Он именно обнаружился, потому что Ирина не сразу заметила его на фоне просторной прихожей, больше напоминавшей малый зал картинной галереи. Ее взгляд заскользил по полотнам, встречая, как старых знакомых, работы известных мастеров – вот именно и только известных, потому что знаменитым и уж тем более великим в прихожей было не место.

Затем она опустила глаза и наконец заметила хозяина. Бронислав Казимирович был невысокого роста, круглолицый, с круглой фигурой и огромной, тоже круглой, сверкающей в свете сильных ламп плешью, похожей на тонзуру из-за того, что волосы обрамляли ее не только сзади и с боков, но и спереди. Добродушное, гладко выбритое, изрытое мелкими оспинками лицо приветливо улыбалось Ирине. В чертах этого лица было что-то поросячье и в то же время женственное, наводившее на мысли о не вполне традиционной сексуальной ориентации. На этом лице не было ни одной морщинки, и Ирина с невольной завистью задалась вопросом, в чем причина – в здоровом образе жизни, в пластической хирургии или, быть может, в хорошей косметике? Ответ скорее всего включал в себя все три варианта; Бронислав Казимирович явно был из тех, кто надеется дожить до ста лет, находясь в добром здравии и сохранив прекрасный цвет лица. Глядя на обстановку прихожей и в особенности на картины, украшавшие стены, его можно было понять: обладатель всего этого и наверняка еще многого другого вполне мог мечтать о вечной жизни.

– Здравствуйте, – сказала Ирина. – Бронислав Казимирович? Я Андронова.

– Здравствуйте, здравствуйте, – нараспев заговорил хозяин, отступая в глубь прихожей. – Какой приятный сюрприз! Чтобы такой опытный, знающий специалист оказался еще и прелестнейшей, очаровательнейшей дамой – воистину, это настоящий дар небес! Входите же, прошу вас, чтобы я мог... гм... запереть дверь.

Ирина вошла и посторонилась, пропуская его к двери. Свентицкий напоследок зачем-то выглянул наружу, осмотрел пустую лестничную клетку, а затем, убедившись, что там никто не затаился, закрыл и запер дверь.

В это время где-то в глубине квартиры густым медным басом заговорили часы. Судя по звуку, часы были старинные и довольно большие – скорее всего напольные.

– Вдобавок ко всему вы еще и пунктуальны, – заметил Свентицкий. – Точность – вежливость королей, не так ли? Ну, и конечно же, королев, хе-хе...

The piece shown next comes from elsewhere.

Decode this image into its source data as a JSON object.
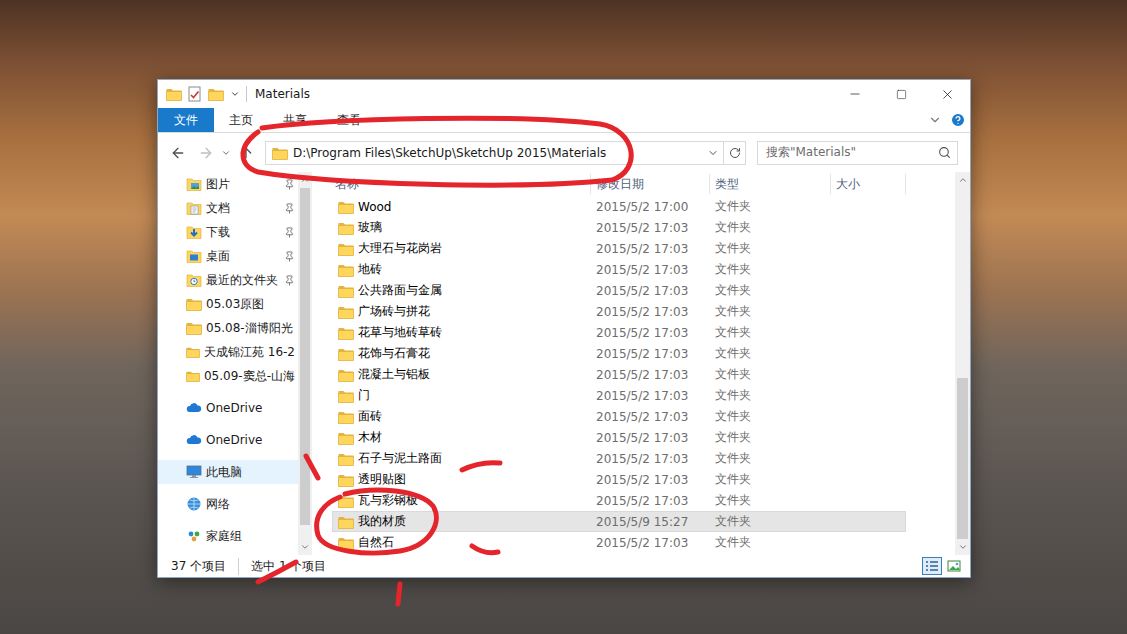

Ирина отнеслась к этому шквалу комплиментов вполне спокойно. Во-первых, к мужскому вниманию ей было не привыкать, а во-вторых, никаким мужским вниманием тут и не пахло – Свентицкий просто был вежлив, и не более того. Он был слишком пухлым, мягким, напомаженным и чересчур сильно благоухал дорогой французской парфюмерией, чтобы знаки внимания, оказываемые им представительницам противоположного пола, могли быть искренними.

– Проходите же, проходите, – с мягкой настойчивостью продолжал он, деликатно беря Ирину под локоток и отрывая от созерцания очень недурного Поленова. – Здесь совершенно не на что смотреть, право, вы меня смущаете... Это все старье, первые приобретения – так сказать, грешки беспечной юности, хе-хе...

Он проводил Ирину в большую светлую комнату, где было очень много антикварной мебели, старой бронзы и по-настоящему ценных картин, и усадил на диванчик с высокой прямой спинкой и причудливо изогнутыми ножками в виде когтистых птичьих лап. По правде говоря, сидеть Ирине не хотелось – хотелось пройтись по комнате, хорошенько рассмотреть коллекцию, и было бы очень хорошо, если бы хозяин при этом куда-нибудь удалился и не путался под ногами...

Будто угадав ее мысли, Свентицкий извинился и вышел, сославшись на то, что должен переодеться. Одет он был, на взгляд Ирины, вполне пристойно, хотя и по-домашнему, – в светлые, идеально отутюженные брюки, мягкие кожаные мокасины и роскошный шелковый халат золотистого оттенка. Под халатом виднелась свежайшая белоснежная рубашка, из выреза которой выглядывал не без кокетства повязанный шелковый шейный платок; словом, Ирина вполне стерпела бы хозяина и в том виде, в котором он находился в данный момент, но была ему благодарна за предоставленную возможность осмотреться. Уходя, Свентицкий сам предложил ей посмотреть картины, и, как только за ним закрылась дверь спальни, Ирина не замедлила воспользоваться его любезным приглашением.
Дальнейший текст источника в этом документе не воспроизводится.